"Wiosna zdecydowanie wyciągnęła pazury. Przez najbliższe 7 dni aż do poniedziałku włącznie absolutnie nie będzie widać zimy w Polsce. Będziemy mieli do czynienia z wysokimi temperaturami" - prognozował w Popołudniowej rozmowie w RMF FM Grzegorz Walijewski, rzecznik Instytutu Meteorologii i Gospodarki Wodnej. Szczegółową prognozę pogody przedstawiamy w naszym tekście.
"Wiosna, wiosna, wiosna, ach to ty" - śpiewał niegdyś Marek Grechuta. Dziś z całą premedytacją możemy stwierdzić, że... przyszła! Potwierdził to na antenie RMF FM Grzegorz Walijewski, rzecznik Instytutu Meteorologii i Gospodarki Wodnej.
Wiosna wyciągnęła pazury - oświadczył gość Marcina Zaborskiego i zapowiedział, że przez najbliższe 7 dni "absolutnie nie będzie widać zimy w Polsce".
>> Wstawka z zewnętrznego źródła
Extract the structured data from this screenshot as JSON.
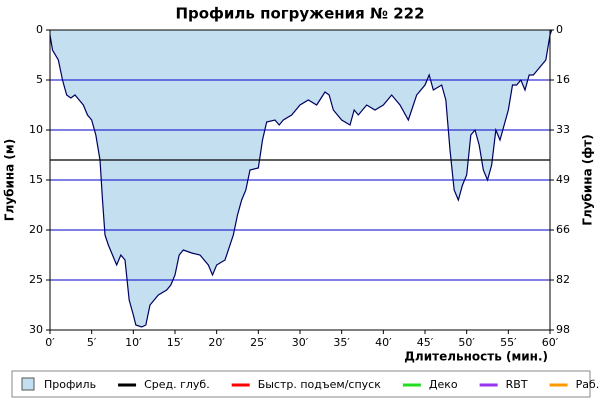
{
  "chart_data": {
    "type": "area",
    "title": "Профиль погружения № 222",
    "y_label": "Глубина (м)",
    "y2_label": "Глубина (фт)",
    "x_label": "Длительность (мин.)",
    "invert_y": true,
    "grid": true,
    "x": [
      0,
      0.3,
      1,
      1.5,
      2,
      2.5,
      3,
      3.5,
      4,
      4.5,
      5,
      5.5,
      6,
      6.3,
      6.6,
      7,
      7.5,
      8,
      8.5,
      9,
      9.5,
      10,
      10.3,
      11,
      11.5,
      12,
      12.5,
      13,
      14,
      14.5,
      15,
      15.5,
      16,
      17,
      18,
      19,
      19.5,
      20,
      21,
      22,
      22.5,
      23,
      23.5,
      24,
      25,
      25.5,
      26,
      27,
      27.5,
      28,
      29,
      30,
      31,
      32,
      33,
      33.5,
      34,
      35,
      36,
      36.5,
      37,
      38,
      39,
      40,
      41,
      42,
      43,
      44,
      45,
      45.5,
      46,
      47,
      47.5,
      48,
      48.5,
      49,
      49.5,
      50,
      50.5,
      51,
      51.5,
      52,
      52.5,
      53,
      53.5,
      54,
      55,
      55.5,
      56,
      56.5,
      57,
      57.5,
      58,
      59,
      59.5,
      60,
      60.2
    ],
    "series": [
      {
        "name": "Профиль",
        "color": "#c4e0f0",
        "line_color": "#000060",
        "values": [
          0.5,
          2,
          3,
          5,
          6.5,
          6.8,
          6.5,
          7,
          7.5,
          8.5,
          9,
          10.5,
          13,
          17,
          20.5,
          21.5,
          22.5,
          23.5,
          22.5,
          23,
          27,
          28.5,
          29.5,
          29.7,
          29.5,
          27.5,
          27,
          26.5,
          26,
          25.5,
          24.5,
          22.5,
          22,
          22.3,
          22.5,
          23.5,
          24.5,
          23.5,
          23,
          20.5,
          18.5,
          17,
          16,
          14,
          13.8,
          11,
          9.2,
          9,
          9.5,
          9,
          8.5,
          7.5,
          7,
          7.5,
          6.2,
          6.5,
          8,
          9,
          9.5,
          8,
          8.5,
          7.5,
          8,
          7.5,
          6.5,
          7.5,
          9,
          6.5,
          5.5,
          4.5,
          6,
          5.5,
          7,
          12,
          16,
          17,
          15.5,
          14.5,
          10.5,
          10,
          11.5,
          14,
          15,
          13.5,
          10,
          11,
          8,
          5.5,
          5.5,
          5,
          6,
          4.5,
          4.5,
          3.5,
          3,
          0.5,
          0
        ]
      }
    ],
    "avg_depth": 13,
    "avg_color": "#000000",
    "legend": [
      {
        "name": "Сред. глуб.",
        "color": "#000000"
      },
      {
        "name": "Быстр. подъем/спуск",
        "color": "#ff0000"
      },
      {
        "name": "Деко",
        "color": "#22dd22"
      },
      {
        "name": "RBT",
        "color": "#9933ee"
      },
      {
        "name": "Раб.",
        "color": "#ff9900"
      }
    ],
    "grid_color": "#0000cc",
    "xlim": [
      0,
      60
    ],
    "ylim": [
      0,
      30
    ],
    "y2lim": [
      0,
      98.4
    ],
    "xticks": [
      {
        "value": 0,
        "label": "0′"
      },
      {
        "value": 5,
        "label": "5′"
      },
      {
        "value": 10,
        "label": "10′"
      },
      {
        "value": 15,
        "label": "15′"
      },
      {
        "value": 20,
        "label": "20′"
      },
      {
        "value": 25,
        "label": "25′"
      },
      {
        "value": 30,
        "label": "30′"
      },
      {
        "value": 35,
        "label": "35′"
      },
      {
        "value": 40,
        "label": "40′"
      },
      {
        "value": 45,
        "label": "45′"
      },
      {
        "value": 50,
        "label": "50′"
      },
      {
        "value": 55,
        "label": "55′"
      },
      {
        "value": 60,
        "label": "60′"
      }
    ],
    "yticks": [
      0,
      5,
      10,
      15,
      20,
      25,
      30
    ],
    "y2ticks": [
      0,
      {
        "value": 16.4,
        "label": "16"
      },
      {
        "value": 32.8,
        "label": "33"
      },
      {
        "value": 49.2,
        "label": "49"
      },
      {
        "value": 65.6,
        "label": "66"
      },
      {
        "value": 82,
        "label": "82"
      },
      {
        "value": 98.4,
        "label": "98"
      }
    ]
  }
}
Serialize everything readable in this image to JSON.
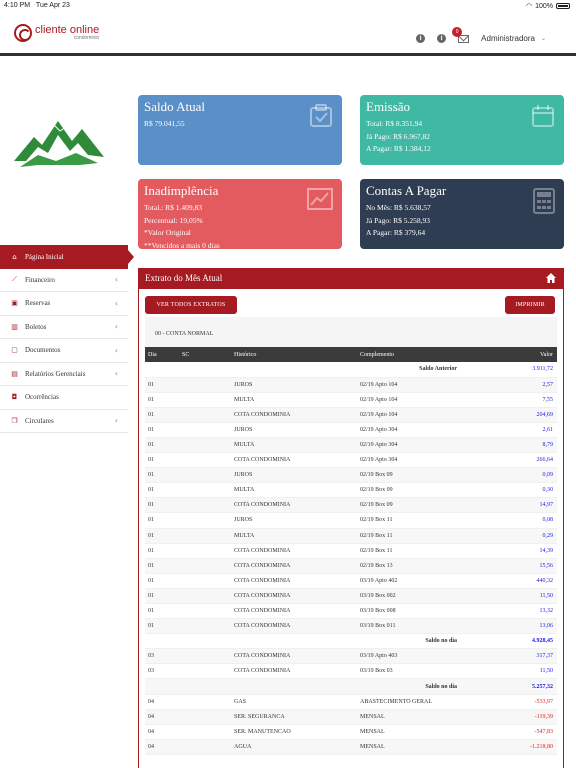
{
  "status": {
    "time": "4:10 PM",
    "date": "Tue Apr 23",
    "battery": "100%"
  },
  "brand": {
    "name": "cliente online",
    "sub": "condominio"
  },
  "header": {
    "user": "Administradora",
    "mail_badge": "0"
  },
  "sidebar": {
    "items": [
      {
        "label": "Página Inicial",
        "icon": "home-icon"
      },
      {
        "label": "Financeiro",
        "icon": "chart-icon"
      },
      {
        "label": "Reservas",
        "icon": "calendar-icon"
      },
      {
        "label": "Boletos",
        "icon": "barcode-icon"
      },
      {
        "label": "Documentos",
        "icon": "documents-icon"
      },
      {
        "label": "Relatórios Gerenciais",
        "icon": "report-icon"
      },
      {
        "label": "Ocorrências",
        "icon": "alert-icon"
      },
      {
        "label": "Circulares",
        "icon": "copy-icon"
      }
    ]
  },
  "cards": {
    "saldo": {
      "title": "Saldo Atual",
      "lines": [
        "R$ 79.041,55"
      ]
    },
    "emissao": {
      "title": "Emissão",
      "lines": [
        "Total: R$ 8.351,94",
        "Já Pago: R$ 6.967,82",
        "A Pagar: R$ 1.384,12"
      ]
    },
    "inad": {
      "title": "Inadimplência",
      "lines": [
        "Total.: R$ 1.409,83",
        "Percentual: 19,05%",
        "*Valor Original",
        "**Vencidos a mais 0 dias"
      ]
    },
    "contas": {
      "title": "Contas A Pagar",
      "lines": [
        "No Mês: R$ 5.638,57",
        "Já Pago: R$ 5.258,93",
        "A Pagar: R$ 379,64"
      ]
    }
  },
  "extrato": {
    "title": "Extrato do Mês Atual",
    "btn_all": "VER TODOS EXTRATOS",
    "btn_print": "IMPRIMIR",
    "conta": "00 - CONTA NORMAL",
    "columns": [
      "Dia",
      "SC",
      "Histórico",
      "Complemento",
      "Valor"
    ],
    "saldo_anterior_label": "Saldo Anterior",
    "saldo_anterior": "3.911,72",
    "saldo_dia_label": "Saldo no dia",
    "rows": [
      {
        "dia": "01",
        "sc": "",
        "hist": "JUROS",
        "comp": "02/19 Apto 104",
        "val": "2,57",
        "neg": false
      },
      {
        "dia": "01",
        "sc": "",
        "hist": "MULTA",
        "comp": "02/19 Apto 104",
        "val": "7,55",
        "neg": false
      },
      {
        "dia": "01",
        "sc": "",
        "hist": "COTA CONDOMINIA",
        "comp": "02/19 Apto 104",
        "val": "204,69",
        "neg": false
      },
      {
        "dia": "01",
        "sc": "",
        "hist": "JUROS",
        "comp": "02/19 Apto 304",
        "val": "2,61",
        "neg": false
      },
      {
        "dia": "01",
        "sc": "",
        "hist": "MULTA",
        "comp": "02/19 Apto 304",
        "val": "8,79",
        "neg": false
      },
      {
        "dia": "01",
        "sc": "",
        "hist": "COTA CONDOMINIA",
        "comp": "02/19 Apto 304",
        "val": "266,64",
        "neg": false
      },
      {
        "dia": "01",
        "sc": "",
        "hist": "JUROS",
        "comp": "02/19 Box 09",
        "val": "0,09",
        "neg": false
      },
      {
        "dia": "01",
        "sc": "",
        "hist": "MULTA",
        "comp": "02/19 Box 09",
        "val": "0,30",
        "neg": false
      },
      {
        "dia": "01",
        "sc": "",
        "hist": "COTA CONDOMINIA",
        "comp": "02/19 Box 09",
        "val": "14,97",
        "neg": false
      },
      {
        "dia": "01",
        "sc": "",
        "hist": "JUROS",
        "comp": "02/19 Box 11",
        "val": "0,08",
        "neg": false
      },
      {
        "dia": "01",
        "sc": "",
        "hist": "MULTA",
        "comp": "02/19 Box 11",
        "val": "0,29",
        "neg": false
      },
      {
        "dia": "01",
        "sc": "",
        "hist": "COTA CONDOMINIA",
        "comp": "02/19 Box 11",
        "val": "14,39",
        "neg": false
      },
      {
        "dia": "01",
        "sc": "",
        "hist": "COTA CONDOMINIA",
        "comp": "02/19 Box 13",
        "val": "15,56",
        "neg": false
      },
      {
        "dia": "01",
        "sc": "",
        "hist": "COTA CONDOMINIA",
        "comp": "03/19 Apto 402",
        "val": "440,32",
        "neg": false
      },
      {
        "dia": "01",
        "sc": "",
        "hist": "COTA CONDOMINIA",
        "comp": "03/19 Box 002",
        "val": "11,50",
        "neg": false
      },
      {
        "dia": "01",
        "sc": "",
        "hist": "COTA CONDOMINIA",
        "comp": "03/19 Box 008",
        "val": "13,32",
        "neg": false
      },
      {
        "dia": "01",
        "sc": "",
        "hist": "COTA CONDOMINIA",
        "comp": "03/19 Box 011",
        "val": "13,06",
        "neg": false
      },
      {
        "saldo": "4.928,45"
      },
      {
        "dia": "03",
        "sc": "",
        "hist": "COTA CONDOMINIA",
        "comp": "03/19 Apto 403",
        "val": "317,37",
        "neg": false
      },
      {
        "dia": "03",
        "sc": "",
        "hist": "COTA CONDOMINIA",
        "comp": "03/19 Box 03",
        "val": "11,50",
        "neg": false
      },
      {
        "saldo": "5.257,32"
      },
      {
        "dia": "04",
        "sc": "",
        "hist": "GAS",
        "comp": "ABASTECIMENTO GERAL",
        "val": "-533,97",
        "neg": true
      },
      {
        "dia": "04",
        "sc": "",
        "hist": "SER. SEGURANCA",
        "comp": "MENSAL",
        "val": "-119,39",
        "neg": true
      },
      {
        "dia": "04",
        "sc": "",
        "hist": "SER. MANUTENCAO",
        "comp": "MENSAL",
        "val": "-547,83",
        "neg": true
      },
      {
        "dia": "04",
        "sc": "",
        "hist": "AGUA",
        "comp": "MENSAL",
        "val": "-1.218,80",
        "neg": true
      }
    ]
  }
}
W centralnej części kraju termometry pokażą powyżej 10 stopni C, a w zachodniej i południowo-zachodniej nawet do 16-17 stopni C.
Na wschodzie kraju w weekend może spaść w nocy temperatura do -2, -3 °C. Natomiast w dzień te wartości są często dwucyfrowe. To będzie wręcz temperatura letnia - zapowiedział rzecznik IMGW.
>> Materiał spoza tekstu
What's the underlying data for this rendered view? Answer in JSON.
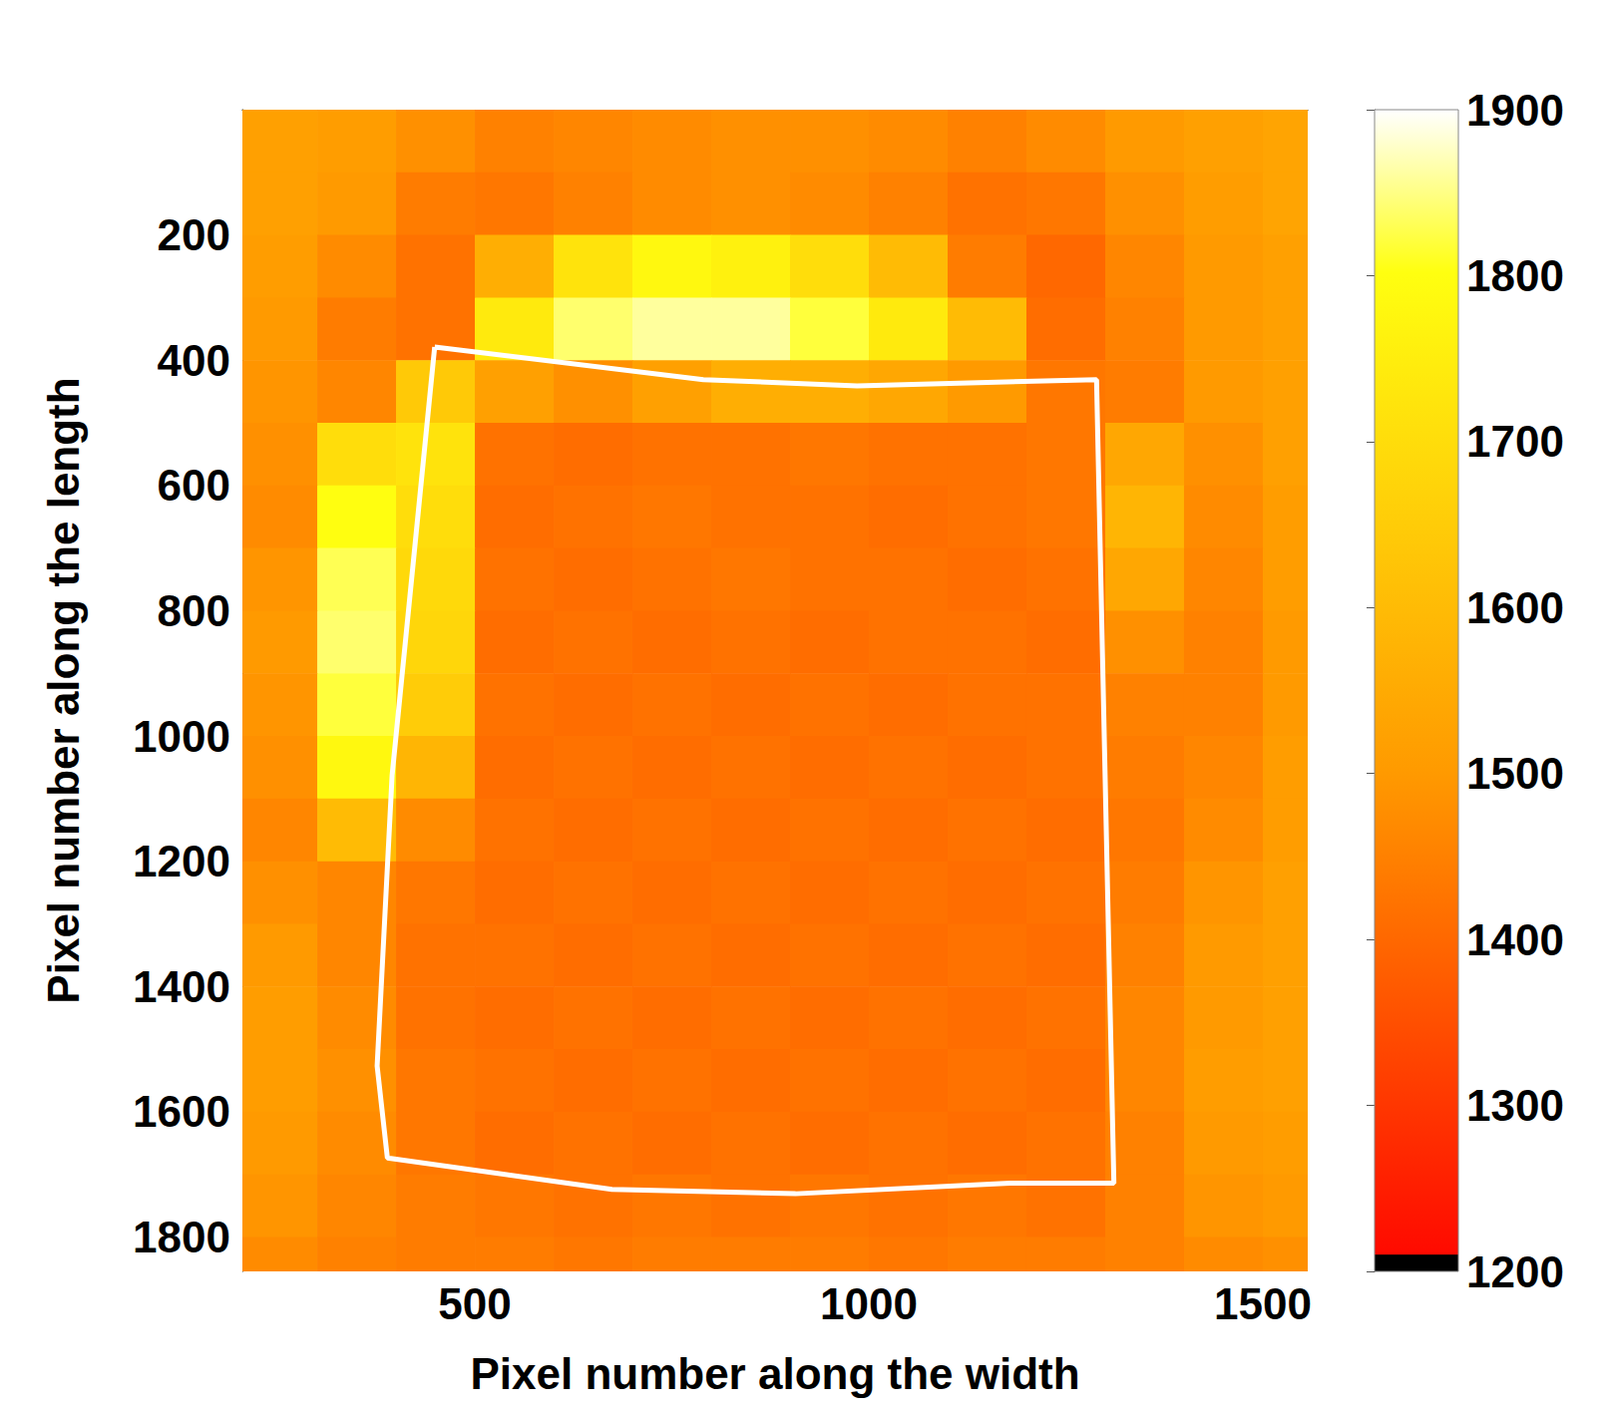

Oprócz rosnącej temperatury hydrolog zapowiedział także opady deszczu.
Przyjdą dopiero w piątek i sobotę. Deszcz będzie większy na północny i północnym zachodzie kraju. Natomiast tam, gdzie jest pod względem powodziowym najniebezpieczniejsza sytuacja, czyli w Polsce północnej, północno-wschodniej i w centrum, to będzie przelotny opad deszczu. On nie będzie aż tak bardzo zagrażał - zapowiedział Walijewski.
Ekspert IMGW na antenie naszego radia zaznaczył jednak, że zima jeszcze powróci.
Długoterminowe modele mówią, że faktycznie jest szansa, że jeszcze na chwilkę zima do Polski przybędzie - powiedział rzecznik Instytutu Meteorologii i Gospodarki Wodnej.
Kiedy dokładnie możemy się tego spodziewać?
Zima przybędzie w pierwszej dekadzie marca. Ale te wartości, takie zimowe, będą bardzo umiarkowane. W nocy spadki temperatur mogą być rzędu do -10 stopni C i raczej tylko na wschodzie i na południu kraju - prognozował Walijewski.